Wasn't it the case that you wanted a
gradient of hardness on a blade? Hard on the blade and soft on the back? And this is part of the reason for "wave pattern" metals in things like katanas and wootz steel blades?
You were right on the romans; the 1 BC time, and the bit about badlands were both from actual roman uses of primitive versions of it, called "ground sluicing". That said, looking back at the bit about the badlands...:
"The remains at Las Médulas and in surrounding areas show
badland scenery on a gigantic scale owing to hydraulicking of the rich alluvial gold deposits. Las Médulas is now a
UNESCO World Heritage site. The site shows the remains of at least seven large
aqueducts of up to 30 miles (48 km) in length feeding large supplies of water into the site."
It does include aqueducts...we may end up with this either as a midturn decision, or as a mid-ironworks decision, when miners want to use this technique and the priests freak the fuck out over how terrible it is on the environment.
UUuuuuu. Nein! Neit! Iai!
*pinches nose bridge*
That's gonna
suuuuuuck if it comes up. *thinks for a second*
Actually couldn't our extant tailings pits handle it? Glaze the lining bricks like we always do and funnel the water into them using specialized glazed aqueducts?
*tilts head*
@veekie, would our tailings pits be able to halt the badlands effect at an increase in expense?
Ooh, and jumping off your suggestion of it altering policies, maybe it doubles industry policies? and/or gives a free one, a la the Law and infrastructure?
A free one I could see, doubling as well. I think we will have a much better handle on what it
does when we see the description and the action costs.
As for extended project...maybe? If so i imagine it would have to be more like salterns where we have limited sites, not like aqueducts or temples with lots of choices. Thinking on that comparison...maybe it would be for tech what salterns are for wealth?
Maybe? It makes... some sense? But I ain't feelin it, it seems more like a econ or something else. *scratches chin*
*shrug*
It
could definitely work as a drip for
something like a saltern does. Any such sites would be at old iron mines. So we'd have four... I think? One in Redhill eaten by the mega, one in Bleeding Cliff, one in the Stallions and one in Blackiron from West Wall I think.
I could even maybe see an econ drip, though i think if so it would have a wealth cost. So we could effectively trade our trade-based wealth drips for ironworks based econ drips (since iron mines give econ due to more tools)?
Oh Crow I want! Don't tempt me with sweet ideas Abby, I might dig out my old books and sell my soul to see that. My Hype Engine is spinning up!
At that point we could probably even convert them to martial drips (from weapons) during wartime.

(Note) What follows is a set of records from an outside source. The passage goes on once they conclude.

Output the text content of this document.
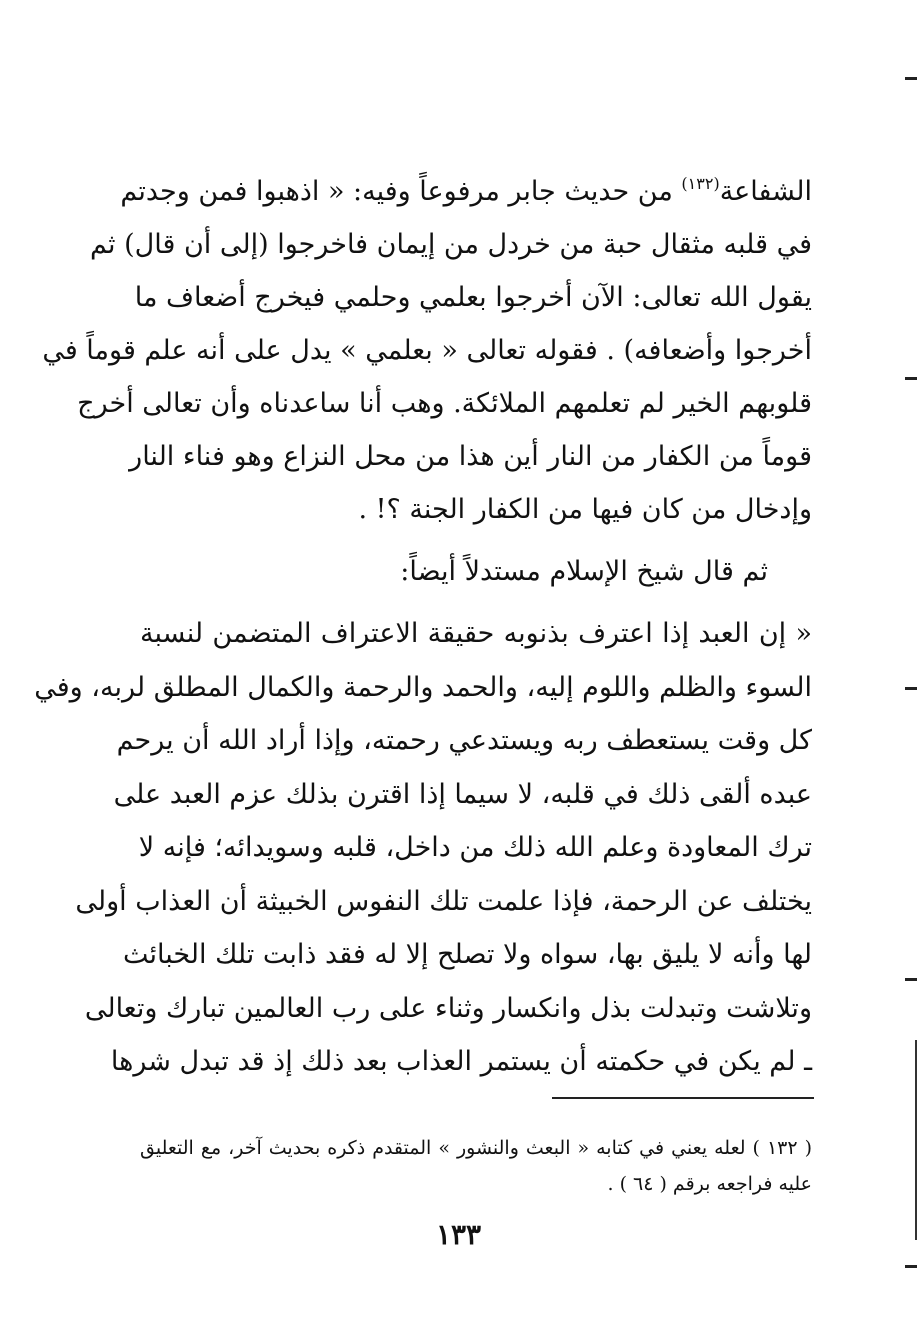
الشفاعة$^{(١٣٢)}$ من حديث جابر مرفوعاً وفيه: « اذهبوا فمن وجدتم
في قلبه مثقال حبة من خردل من إيمان فاخرجوا (إلى أن قال) ثم
يقول الله تعالى: الآن أخرجوا بعلمي وحلمي فيخرج أضعاف ما
أخرجوا وأضعافه) . فقوله تعالى « بعلمي » يدل على أنه علم قوماً في
قلوبهم الخير لم تعلمهم الملائكة. وهب أنا ساعدناه وأن تعالى أخرج
قوماً من الكفار من النار أين هذا من محل النزاع وهو فناء النار
وإدخال من كان فيها من الكفار الجنة ؟! .
ثم قال شيخ الإسلام مستدلاً أيضاً:
« إن العبد إذا اعترف بذنوبه حقيقة الاعتراف المتضمن لنسبة
السوء والظلم واللوم إليه، والحمد والرحمة والكمال المطلق لربه، وفي
كل وقت يستعطف ربه ويستدعي رحمته، وإذا أراد الله أن يرحم
عبده ألقى ذلك في قلبه، لا سيما إذا اقترن بذلك عزم العبد على
ترك المعاودة وعلم الله ذلك من داخل، قلبه وسويدائه؛ فإنه لا
يختلف عن الرحمة، فإذا علمت تلك النفوس الخبيثة أن العذاب أولى
لها وأنه لا يليق بها، سواه ولا تصلح إلا له فقد ذابت تلك الخبائث
وتلاشت وتبدلت بذل وانكسار وثناء على رب العالمين تبارك وتعالى
ـ لم يكن في حكمته أن يستمر العذاب بعد ذلك إذ قد تبدل شرها
( ١٣٢ ) لعله يعني في كتابه « البعث والنشور » المتقدم ذكره بحديث آخر، مع التعليق
عليه فراجعه برقم ( ٦٤ ) .
١٣٣
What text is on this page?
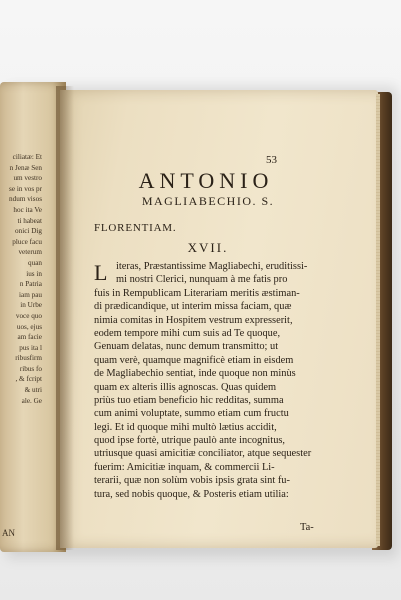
ciliatæ: Et
n Jenæ Sen
um vestro
se in vos pr
ndum visos
hoc ita Ve
ti habeat
onici Dig
pluce facu
veterum
quan
ius in
n Patria
iam pau
in Urbe
voce quo
uos, ejus
am facie
pus ita l
ribusfirm
ribus fo
, & fcript
& utri
ale. Ge
AN
53
ANTONIO
MAGLIABECHIO. S.
FLORENTIAM.
XVII.
iteras, Præstantissime Magliabechi, eruditissi-
mi nostri Clerici, nunquam à me fatis pro
fuis in Rempublicam Literariam meritis æstiman-
di prædicandique, ut interim missa faciam, quæ
nimia comitas in Hospitem vestrum expresserit,
eodem tempore mihi cum suis ad Te quoque,
Genuam delatas, nunc demum transmitto; ut
quam verè, quamque magnificè etiam in eisdem
de Magliabechio sentiat, inde quoque non minùs
quam ex alteris illis agnoscas. Quas quidem
priùs tuo etiam beneficio hic redditas, summa
cum animi voluptate, summo etiam cum fructu
legi. Et id quoque mihi multò lætius accidit,
quod ipse fortè, utrique paulò ante incognitus,
utriusque quasi amicitiæ conciliator, atque sequester
fuerim: Amicitiæ inquam, & commercii Li-
terarii, quæ non solùm vobis ipsis grata sint fu-
tura, sed nobis quoque, & Posteris etiam utilia:
L
Ta-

And this would just be crazy bullshit. If we can switch all our iron works from "Econ drip" to "Martial drip" we'd be
shiting out Martial.
*clutches head*
It'd be like a weaker version of The King Still Stands(Three) but for
every conflict. And oh boy during a great power war or KOTH war we'd have
nuts martial growth. Green Hulk Vampire we would be.
Let the Armies of Doom march forth from our Ephel Dúath!